Meiner Sinne beraubt, begann ich zu ahnen. Ein schwarzer, ledriger Lemur berührte meine Stirn. Der Wachtturm überragte meine Kammer aus der Ferne, Schatten eines Märchens, das der Bruder nicht betreten konnte, weil es aus ihm bestand. Mondaugen starrten durch das Glas, so leer, dass sie Bilder aufsaugten, und ich sank gesundend in die Leere, die die Bilder hinterließen, während in meiner Kammer die Kerzen erloschen und die Glocken der benachbarten Kirche Drei schlugen. Ich ritt auf dem Geläut durch die Nacht, willenlos, aber wach. Homerisches Gelächter begleitete uns bis weit hinaus in den leeren Raum, wo – nun ungeschminkt – die Fratze meines Bruders geiferte und grinste. Ich wusste, dass Planeten um sie kreisten, als wäre sie eine Sonne. Lebendige Planeten. Bewohnte Planeten. Sie spendete weder Licht noch Wärme. Sie spendete die Not, zu existieren. Hunger sandte sie aus, der Embryonen zwang, sich durch die Leiber ihrer Mütter zu fressen, Durst, der nichts übrig ließ außer Stein und Sand, und Wahn, der am ewigen Ende Leben simulierte, das erwachte, als es lernte, sich von Lügen zu ernähren und den Schatten auszublenden, der es geschaffen hatte. Ich liebte es für eine Weile und verstieß es bald – oder hätte es verstoßen, hätte der Traum angedauert.

"Siehst du mich?" Die Magie war erloschen, die Kammer nun leer bis auf mich und den Spiegel. Die Stimme nagte psychotisch an mir und kündete, da sie nicht zu dieser Wirklichkeit gehören sollte, von einer fatalen Grenzverletzung. Nein, ich sah ihn nicht. Ich konnte ihn nicht mehr sehen. Dafür war er zu nah. "Gehen wir!" Was auch immer er vorhatte, durfte nicht geschehen. Nicht zu dieser Zeit, nicht in dieser Form, nicht durch meine Hand. Schon mehrmals hatte ich versehentlich Dinge mitgebracht, die hier nicht sein durften. Die Bannungen, die solche Eindringlinge zuverlässig fortjagten, benötigten, um wirken zu können, die Autorität des Anwenders. Grundlage dieser Autorität war und ist sogenannter wahrer Wille: Wille, der par ordre du magicien plötzlich seit jeher im Hintergrund wirkt, also unbegrenzt und bedingungslos zur Verfügung steht, insofern die nötige Frechheit gegeben ist. Da es mir daran nie gemangelt hatte, fehlte mir freilich jede Erfahrung im Umgang mit dominanten Angreifern, und obgleich ich den Bruder nurmehr als Unwohlsein wahrnahm, seit er mir den Befehl gegeben hatte, konnte ich doch ahnen, mit welch verächtlicher Heiterkeit er mich beobachtete, als ich panisch mit Fehlzündern um mich warf und schließlich, wehr- und schutzlos, beliebige Götter um Hilfe anflehte. Mühelos lud er die Atmosphäre im Raum wieder auf, zeichnete mit meiner schlotternden Hand ein Siegel in die Luft und griff nach dem Messer, um es mit meinem Blut, das nun seines war, zu öffnen.

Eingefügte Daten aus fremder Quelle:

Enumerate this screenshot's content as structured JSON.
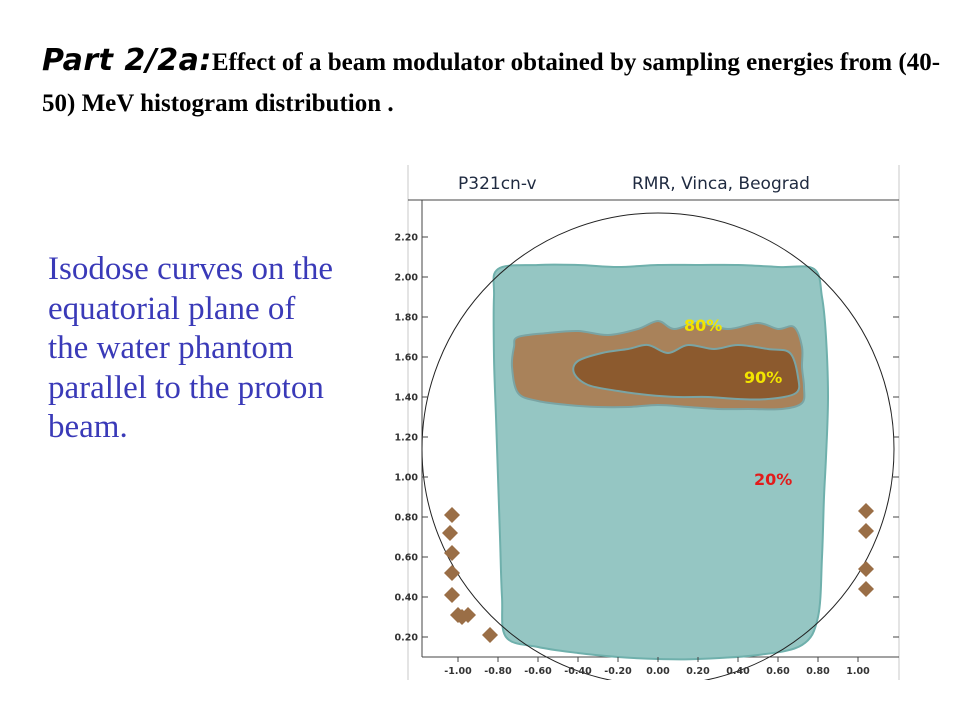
{
  "title": {
    "part": "Part 2/2a:",
    "rest": "Effect of a beam modulator obtained by sampling energies from (40-50) MeV histogram distribution ."
  },
  "description": "Isodose curves on the equatorial plane of the water phantom parallel to the proton beam.",
  "chart_data": {
    "type": "contour",
    "header_left": "P321cn-v",
    "header_right": "RMR, Vinca, Beograd",
    "xlim": [
      -1.15,
      1.15
    ],
    "ylim": [
      0.1,
      2.35
    ],
    "x_ticks": [
      -1.0,
      -0.8,
      -0.6,
      -0.4,
      -0.2,
      0.0,
      0.2,
      0.4,
      0.6,
      0.8,
      1.0
    ],
    "y_ticks": [
      0.2,
      0.4,
      0.6,
      0.8,
      1.0,
      1.2,
      1.4,
      1.6,
      1.8,
      2.0,
      2.2
    ],
    "phantom_circle": {
      "cx": 0.0,
      "cy": 1.14,
      "r": 1.18
    },
    "isodose_levels": [
      {
        "label": "20%",
        "label_pos": [
          0.48,
          0.96
        ],
        "label_color": "#e21b1b",
        "fill": "#95c6c3",
        "stroke": "#6fb0ac",
        "boundary": [
          [
            -0.8,
            2.04
          ],
          [
            -0.6,
            2.06
          ],
          [
            -0.4,
            2.06
          ],
          [
            -0.2,
            2.05
          ],
          [
            0.0,
            2.06
          ],
          [
            0.2,
            2.06
          ],
          [
            0.4,
            2.06
          ],
          [
            0.6,
            2.05
          ],
          [
            0.78,
            2.04
          ],
          [
            0.82,
            1.9
          ],
          [
            0.84,
            1.7
          ],
          [
            0.85,
            1.4
          ],
          [
            0.84,
            1.1
          ],
          [
            0.83,
            0.9
          ],
          [
            0.82,
            0.6
          ],
          [
            0.8,
            0.3
          ],
          [
            0.72,
            0.16
          ],
          [
            0.5,
            0.11
          ],
          [
            0.2,
            0.09
          ],
          [
            0.0,
            0.09
          ],
          [
            -0.2,
            0.1
          ],
          [
            -0.4,
            0.12
          ],
          [
            -0.6,
            0.15
          ],
          [
            -0.76,
            0.2
          ],
          [
            -0.78,
            0.4
          ],
          [
            -0.79,
            0.7
          ],
          [
            -0.8,
            1.0
          ],
          [
            -0.81,
            1.3
          ],
          [
            -0.82,
            1.6
          ],
          [
            -0.82,
            1.9
          ]
        ]
      },
      {
        "label": "80%",
        "label_pos": [
          0.13,
          1.73
        ],
        "label_color": "#f2e400",
        "fill": "#a9825a",
        "stroke": "#7aa4a4",
        "boundary": [
          [
            -0.7,
            1.7
          ],
          [
            -0.55,
            1.72
          ],
          [
            -0.4,
            1.73
          ],
          [
            -0.25,
            1.71
          ],
          [
            -0.1,
            1.74
          ],
          [
            0.0,
            1.78
          ],
          [
            0.08,
            1.74
          ],
          [
            0.2,
            1.77
          ],
          [
            0.35,
            1.74
          ],
          [
            0.5,
            1.77
          ],
          [
            0.6,
            1.74
          ],
          [
            0.68,
            1.75
          ],
          [
            0.72,
            1.65
          ],
          [
            0.72,
            1.55
          ],
          [
            0.73,
            1.45
          ],
          [
            0.72,
            1.37
          ],
          [
            0.62,
            1.34
          ],
          [
            0.45,
            1.34
          ],
          [
            0.3,
            1.34
          ],
          [
            0.15,
            1.35
          ],
          [
            0.0,
            1.36
          ],
          [
            -0.15,
            1.35
          ],
          [
            -0.3,
            1.35
          ],
          [
            -0.45,
            1.36
          ],
          [
            -0.6,
            1.38
          ],
          [
            -0.7,
            1.42
          ],
          [
            -0.73,
            1.55
          ],
          [
            -0.72,
            1.65
          ]
        ]
      },
      {
        "label": "90%",
        "label_pos": [
          0.43,
          1.47
        ],
        "label_color": "#f2e400",
        "fill": "#8c5a2e",
        "stroke": "#7aa4a4",
        "boundary": [
          [
            -0.4,
            1.58
          ],
          [
            -0.28,
            1.62
          ],
          [
            -0.15,
            1.64
          ],
          [
            -0.05,
            1.66
          ],
          [
            0.05,
            1.62
          ],
          [
            0.15,
            1.66
          ],
          [
            0.28,
            1.64
          ],
          [
            0.4,
            1.66
          ],
          [
            0.55,
            1.64
          ],
          [
            0.66,
            1.62
          ],
          [
            0.7,
            1.5
          ],
          [
            0.69,
            1.42
          ],
          [
            0.55,
            1.39
          ],
          [
            0.4,
            1.39
          ],
          [
            0.25,
            1.4
          ],
          [
            0.1,
            1.4
          ],
          [
            -0.05,
            1.41
          ],
          [
            -0.2,
            1.43
          ],
          [
            -0.35,
            1.46
          ],
          [
            -0.42,
            1.52
          ]
        ]
      }
    ],
    "annotations": [
      "80%",
      "90%",
      "20%"
    ],
    "marker_color": "#9a6e46",
    "markers_left": [
      [
        -1.03,
        0.81
      ],
      [
        -1.04,
        0.72
      ],
      [
        -1.03,
        0.62
      ],
      [
        -1.03,
        0.52
      ],
      [
        -1.03,
        0.41
      ],
      [
        -1.0,
        0.31
      ],
      [
        -0.98,
        0.3
      ],
      [
        -0.95,
        0.31
      ],
      [
        -0.84,
        0.21
      ]
    ],
    "markers_right": [
      [
        1.04,
        0.83
      ],
      [
        1.04,
        0.73
      ],
      [
        1.04,
        0.54
      ],
      [
        1.04,
        0.44
      ]
    ]
  }
}
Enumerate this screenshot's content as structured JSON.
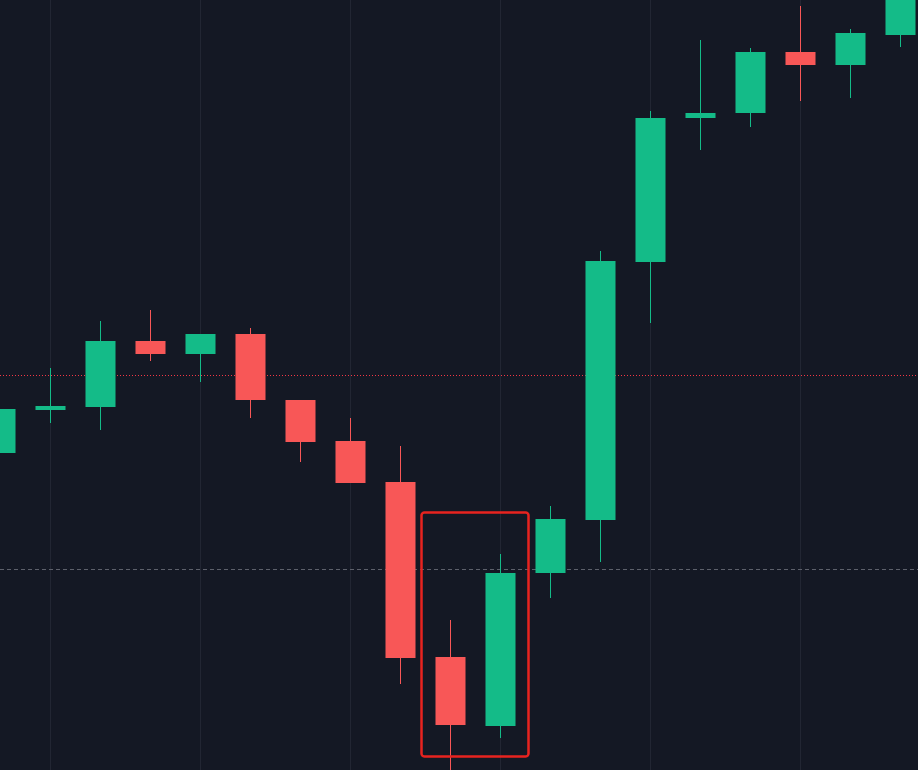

Da war ein Wald. Gefiederte Bäume, schwarz wie Raben, ankerten mit mächtigen Schnäbeln im Erdboden, standen schweigend dicht an dicht und nur das gelegentliche Rascheln ihrer Federn zeugte von Leben, ehe Windstille einkehrte und sich schwül und drohend eine Glocke aus Erwartung auf den Wald senkte. Wir wollten die Bäume nicht berühren. Wir wollten den Brunnen erreichen, in dem sich befinden musste, was immer diese Welt schuf und speiste, doch wir wurden immer fremder und sahen uns bald im Zentrum des Waldes gefangen. Es folgte uns, wohin auch immer wir gingen. Es wurde immer enger. Als wir einen der Bäume berührten, erwachten alle. Reißzahnbewehrte Schnäbel schossen zu Dutzenden aus den Kronen, kreischten auf uns ein, schnappten nach uns. In Raserei rissen sie uns das Fleisch von den Knochen und die Knochen von der Essenz, bis wir ein Schatten waren und unsere Berührung tötete. Den Brunnen erreichten wir nie, aber ich erinnere mich an ein Labor. An schreiende, fliehende Menschen, die vor uns fielen wie die Fliegen, als wir ziellos Rache nahmen. Und an ein Heulen, das ich seit Jahren nicht mehr vernommen hatte.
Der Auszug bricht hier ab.